5. Juli 2021, 5:18 Uhr | Lesezeit: 7 Minuten
Haben Sie schon mal darüber nachgedacht, was Sie sich täglich mit Creme, Shampoo und Make-up auf den Körper schmieren? Tatsächlich ist das, was Haut und Haaren eigentlich guttun soll, nicht nur oft eine Pflege-Mogelpackung, in vielen Produkten stecken auch Stoffe, die für Körper und Umwelt nicht gerade unbedenklich sind. STYLEBOOK-Redakteurin Anna-Lena hat sich deshalb mit Hilfe einer App auf die Suche nach Giftstoffen im heimischen Pflegeregal begeben – mit ernüchterndem Ergebnis.

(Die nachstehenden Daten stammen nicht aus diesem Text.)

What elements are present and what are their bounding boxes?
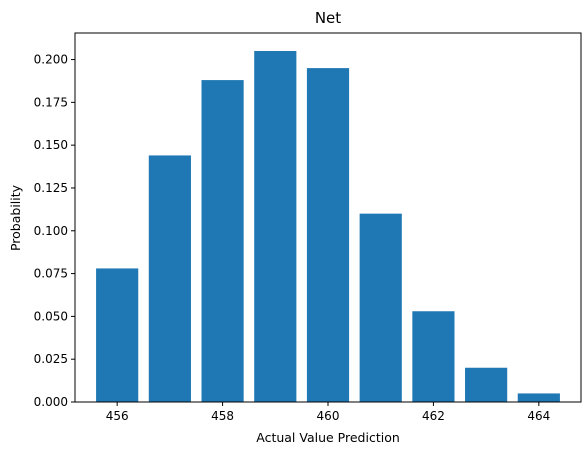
bar-459 [254, 50, 297, 402]
bar-462 [412, 311, 455, 402]
x-tick-label: 458 [211, 409, 234, 423]
chart-title: Net [315, 9, 341, 27]
bar-457 [148, 155, 191, 402]
y-tick-label: 0.100 [34, 224, 68, 238]
y-tick-label: 0.150 [34, 138, 68, 152]
x-tick-label: 460 [317, 409, 340, 423]
y-tick-label: 0.175 [34, 95, 68, 109]
y-tick-label: 0.000 [34, 395, 68, 409]
y-tick-label: 0.200 [34, 53, 68, 67]
bar-456 [96, 268, 139, 402]
y-tick-label: 0.025 [34, 352, 68, 366]
y-tick-label: 0.075 [34, 267, 68, 281]
y-axis-ticks: 0.000 0.025 0.050 0.075 0.100 0.125 0.150 0.175… [34, 53, 75, 409]
bar-458 [201, 80, 244, 402]
bar-461 [359, 213, 402, 402]
x-tick-label: 464 [527, 409, 550, 423]
bar-460 [306, 68, 350, 402]
y-axis-label: Probability [8, 184, 23, 251]
bar-464 [517, 393, 560, 402]
bar-463 [465, 367, 508, 402]
x-axis-ticks: 456 458 460 462 464 [106, 402, 550, 423]
bars-group [96, 50, 560, 402]
x-axis-label: Actual Value Prediction [256, 430, 400, 445]
y-tick-label: 0.050 [34, 309, 68, 323]
x-tick-label: 462 [422, 409, 445, 423]
x-tick-label: 456 [106, 409, 129, 423]
y-tick-label: 0.125 [34, 181, 68, 195]
plot-frame [74, 32, 582, 403]
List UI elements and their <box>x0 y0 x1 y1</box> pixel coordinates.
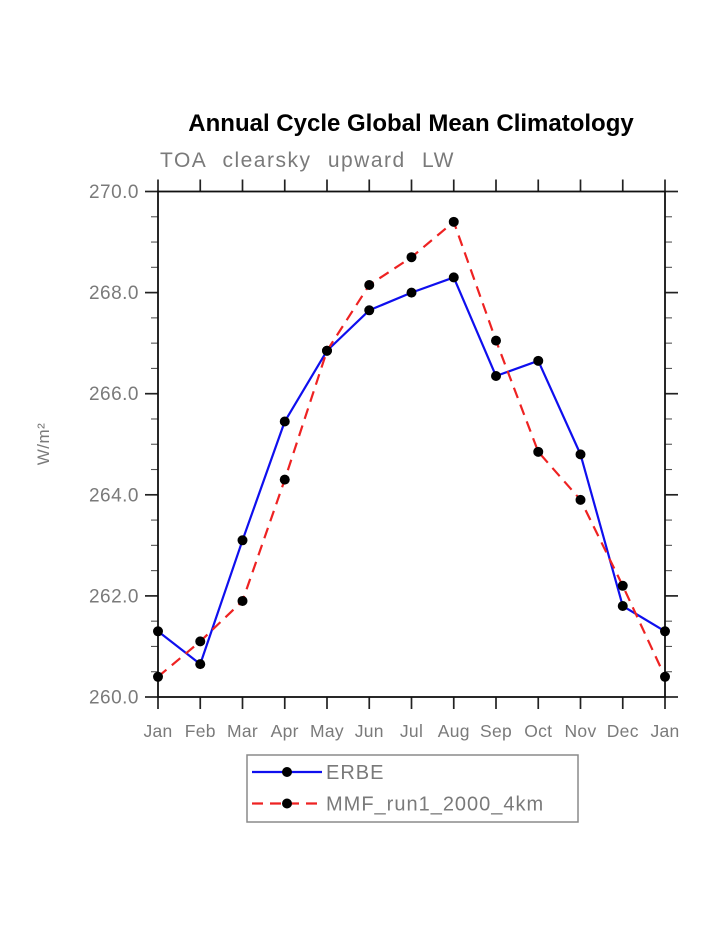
x-tick-label: Dec <box>607 721 639 741</box>
legend-label-mmf-run1-2000-4km: MMF_run1_2000_4km <box>326 794 544 816</box>
y-axis-title: W/m² <box>34 423 53 466</box>
data-point-erbe <box>364 305 375 316</box>
plot-area: 260.0 262.0 264.0 266.0 268.0 270.0 Jan Feb Mar A… <box>89 179 679 823</box>
y-tick-label: 266.0 <box>89 384 139 405</box>
data-point-mmf-run1-2000-4km <box>153 671 163 682</box>
legend-box <box>246 754 579 823</box>
y-tick-label: 268.0 <box>89 283 139 304</box>
x-tick-label: Feb <box>185 721 216 741</box>
x-tick-label: Apr <box>271 721 299 741</box>
plot-box <box>157 190 666 698</box>
data-point-mmf-run1-2000-4km <box>195 636 206 647</box>
data-point-erbe <box>617 601 628 612</box>
series-line-erbe <box>157 276 666 666</box>
x-tick-label: Sep <box>480 721 512 741</box>
x-tick-label: Jul <box>400 721 423 741</box>
data-point-mmf-run1-2000-4km <box>491 335 501 346</box>
x-tick-label: Oct <box>524 721 552 741</box>
data-point-erbe <box>279 416 290 427</box>
data-point-erbe <box>237 535 248 546</box>
data-point-mmf-run1-2000-4km <box>406 252 417 263</box>
y-tick-label: 264.0 <box>89 485 139 506</box>
data-point-erbe <box>575 449 586 460</box>
data-point-mmf-run1-2000-4km <box>617 580 628 591</box>
x-tick-label: Jun <box>355 721 384 741</box>
data-point-mmf-run1-2000-4km <box>448 216 459 227</box>
x-tick-label: Aug <box>438 721 470 741</box>
x-tick-label: Nov <box>564 721 596 741</box>
chart-title: Annual Cycle Global Mean Climatology <box>188 110 634 137</box>
data-point-erbe <box>448 272 459 283</box>
x-tick-label: May <box>310 721 344 741</box>
data-point-mmf-run1-2000-4km <box>533 446 544 457</box>
data-point-mmf-run1-2000-4km <box>660 671 670 682</box>
legend-marker-mmf-run1-2000-4km <box>282 798 292 809</box>
data-point-mmf-run1-2000-4km <box>575 494 586 505</box>
data-point-erbe <box>406 287 417 298</box>
data-point-mmf-run1-2000-4km <box>279 474 290 485</box>
data-point-erbe <box>153 626 163 637</box>
x-tick-label: Jan <box>143 721 172 741</box>
data-point-mmf-run1-2000-4km <box>322 345 332 356</box>
y-tick-label: 260.0 <box>89 688 139 709</box>
data-point-erbe <box>660 626 670 637</box>
y-tick-label: 270.0 <box>89 182 139 203</box>
chart-subtitle: TOA clearsky upward LW <box>160 149 455 172</box>
legend-marker-erbe <box>282 767 292 777</box>
data-point-erbe <box>533 355 544 366</box>
y-tick-label: 262.0 <box>89 586 139 607</box>
legend-label-erbe: ERBE <box>326 762 384 784</box>
data-point-erbe <box>491 371 501 382</box>
data-point-mmf-run1-2000-4km <box>237 595 248 606</box>
x-tick-label: Mar <box>227 721 258 741</box>
data-point-erbe <box>195 659 206 670</box>
x-tick-label: Jan <box>650 721 679 741</box>
data-point-mmf-run1-2000-4km <box>364 280 375 291</box>
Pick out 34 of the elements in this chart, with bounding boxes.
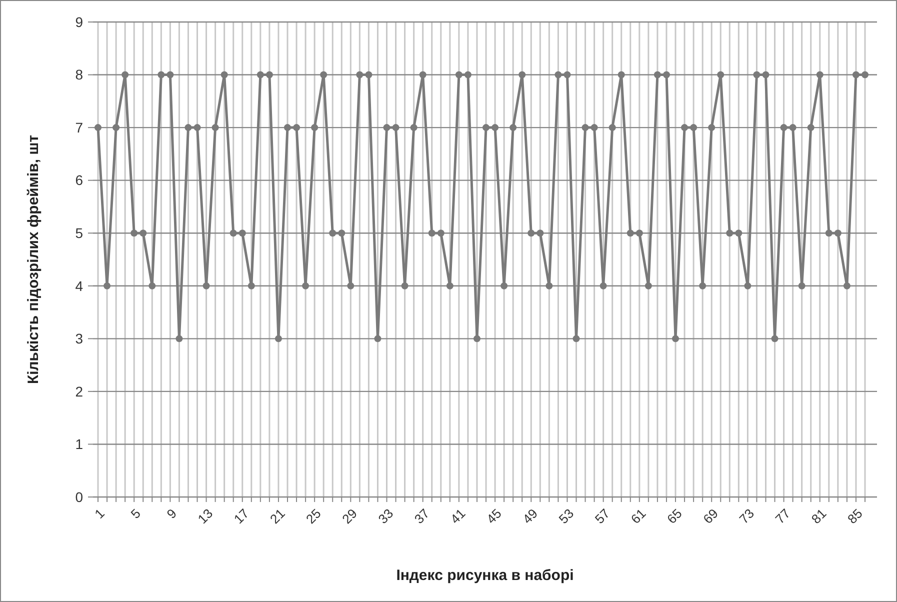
y-tick-label: 7 [75, 119, 84, 136]
x-tick-label: 9 [164, 506, 180, 522]
x-tick-label: 57 [592, 506, 613, 527]
y-tick-label: 1 [75, 436, 84, 452]
x-tick-label: 17 [230, 506, 252, 527]
y-tick-label: 9 [75, 14, 84, 30]
y-axis-title: Кількість підозрілих фреймів, шт [25, 134, 42, 384]
y-tick-label: 3 [75, 330, 84, 347]
y-tick-label: 5 [75, 225, 84, 242]
y-tick-label: 8 [75, 66, 84, 83]
x-tick-label: 45 [484, 506, 504, 527]
x-tick-label: 33 [375, 506, 396, 527]
x-tick-label: 65 [664, 506, 685, 527]
x-axis-title: Індекс рисунка в наборі [396, 567, 574, 584]
x-tick-label: 5 [128, 506, 144, 522]
x-tick-label: 21 [266, 506, 288, 527]
y-tick-label: 6 [75, 172, 84, 188]
x-tick-label: 1 [92, 506, 108, 522]
x-tick-label: 85 [844, 506, 866, 527]
x-tick-label: 25 [303, 506, 324, 527]
x-tick-label: 69 [700, 506, 721, 527]
x-tick-label: 77 [772, 506, 794, 527]
x-tick-label: 41 [447, 506, 468, 527]
x-tick-label: 13 [194, 506, 216, 527]
x-tick-label: 53 [556, 506, 577, 527]
x-tick-label: 73 [736, 506, 758, 527]
x-tick-label: 81 [808, 506, 830, 527]
y-tick-label: 2 [75, 383, 84, 400]
x-tick-label: 37 [411, 506, 432, 527]
x-tick-label: 29 [339, 506, 360, 527]
y-tick-label: 4 [75, 278, 84, 294]
x-tick-label: 61 [628, 506, 649, 527]
y-tick-label: 0 [75, 488, 84, 505]
x-tick-label: 49 [520, 506, 540, 527]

In Sachen Beauty-Produkte war bis dato meine größte Sorge, dass das ständige Haarefärben meine Mähne strapazieren und meine Haut durch viel Make-up Pickelchen entwickeln und schneller altern könnte. Den Umstand, dass die Inhaltsstoffe in meiner Kosmetik möglicherweise einen größeren und nicht nur oberflächlichen Einfluss auf meinen Organismus haben könnten, habe ich schlichtweg ignoriert. Wenn’s hier zugelassen ist, muss das doch komplett unbedenklich sein, dachte ich naiv. Aber Pustekuchen!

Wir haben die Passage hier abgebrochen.